Antonio Caballero decía con acritud una verdad que puede chocar en estos tiempos decoloniales: que los latinoamericanos somos más sensibles al ruido que al sentido, refiriéndose a la escasez de pensamiento filosófico en nuestro continente. 

Más allá de entrar a calificar su juicio, lo que me parece interesante es resaltar esa preferencia nuestra por el oído, la voz, las olvidadas sintaxis; la gran literatura latinoamericana, casi siempre, es una música llena de rigor. Algo de esto, mucho, hay en el libro de Pablo: 

Aparece, obvio, el estilo de los diálogos platónicos, pero también el runrún de Cervantes, Faulkner y el Antiguo Testamento, los brillos del Manual del distraído de Alejandro Rossi y las estructuras de la novela negra y el centón chino, la frescura de John Gray y los caprichos narrativos de Julian Barnes. 

Aparece, como la música que nos gusta repetir, García Márquez y Borges. Muchas veces Borges. 

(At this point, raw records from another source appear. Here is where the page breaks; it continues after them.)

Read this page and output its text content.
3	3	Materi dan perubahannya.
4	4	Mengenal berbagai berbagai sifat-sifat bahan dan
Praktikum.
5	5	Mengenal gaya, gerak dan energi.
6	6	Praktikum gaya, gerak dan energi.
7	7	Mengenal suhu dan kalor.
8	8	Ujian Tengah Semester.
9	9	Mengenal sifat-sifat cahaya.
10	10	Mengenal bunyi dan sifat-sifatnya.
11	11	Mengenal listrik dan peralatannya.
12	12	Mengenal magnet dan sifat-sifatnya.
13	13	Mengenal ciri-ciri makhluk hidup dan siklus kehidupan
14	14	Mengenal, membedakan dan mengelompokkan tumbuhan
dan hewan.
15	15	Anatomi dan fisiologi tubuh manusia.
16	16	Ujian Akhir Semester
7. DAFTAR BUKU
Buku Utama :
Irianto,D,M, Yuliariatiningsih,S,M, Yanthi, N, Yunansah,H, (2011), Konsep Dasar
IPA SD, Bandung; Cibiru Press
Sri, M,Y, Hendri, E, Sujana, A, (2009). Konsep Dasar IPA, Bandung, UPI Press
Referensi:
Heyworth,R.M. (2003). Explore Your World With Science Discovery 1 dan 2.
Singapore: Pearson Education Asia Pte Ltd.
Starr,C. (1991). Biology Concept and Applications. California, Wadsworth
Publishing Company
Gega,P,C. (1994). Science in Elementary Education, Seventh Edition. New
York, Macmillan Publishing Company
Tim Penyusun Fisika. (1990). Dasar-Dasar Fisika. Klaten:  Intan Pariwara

En una página de sus diálogos grabados, Borges recuerda una idea genial de Stevenson: que la prosa es la forma más difícil de la poesía. 

Y se basa para decir esto en que hubo y hay literaturas que, encontrando siempre la rima o el metro en verso en algún momento de su historia, nunca alcanzaron el escalón de la prosa. 

Siempre hay poesía, pero no siempre prosa. “La prosa vendría a ser una forma tardía y compleja de la poesía”, dice. 

La vuelta de tuerca es extraordinaria y nos manda a revisar la semántica de lo común y lo sensible. 

Así, la prosa “tiene que inventar continuamente variaciones, y estas tienen que ser a la vez inesperadas y gratas”, remata Borges. Esa es la apuesta de Pablo, y por eso su libro es también un compromiso con el estilo, con el oído, con esta combinación imprevisible de palabras y uno que otro dicterio. 

Muchas cosas se quedan por fuera, pero no quiero dejar de mencionar una idea que repica durante todo el libro: la de que maduramos como personas a través del error, de que vivimos a través de los errores, de que el error es aproximación. 

La filosofía es el arte de aprovechar el error, nos dice Pablo, y su Sirvan la cicuta, crucifiquen al autómata es una afortunada prueba de que muy raras veces en la vida podemos sentir que el tiempo es algo con lo que podemos reconciliarnos, de que cuando se disfraza de disciplina, la verdadera bondad aparece y puede caber entre las tapas de un libro”.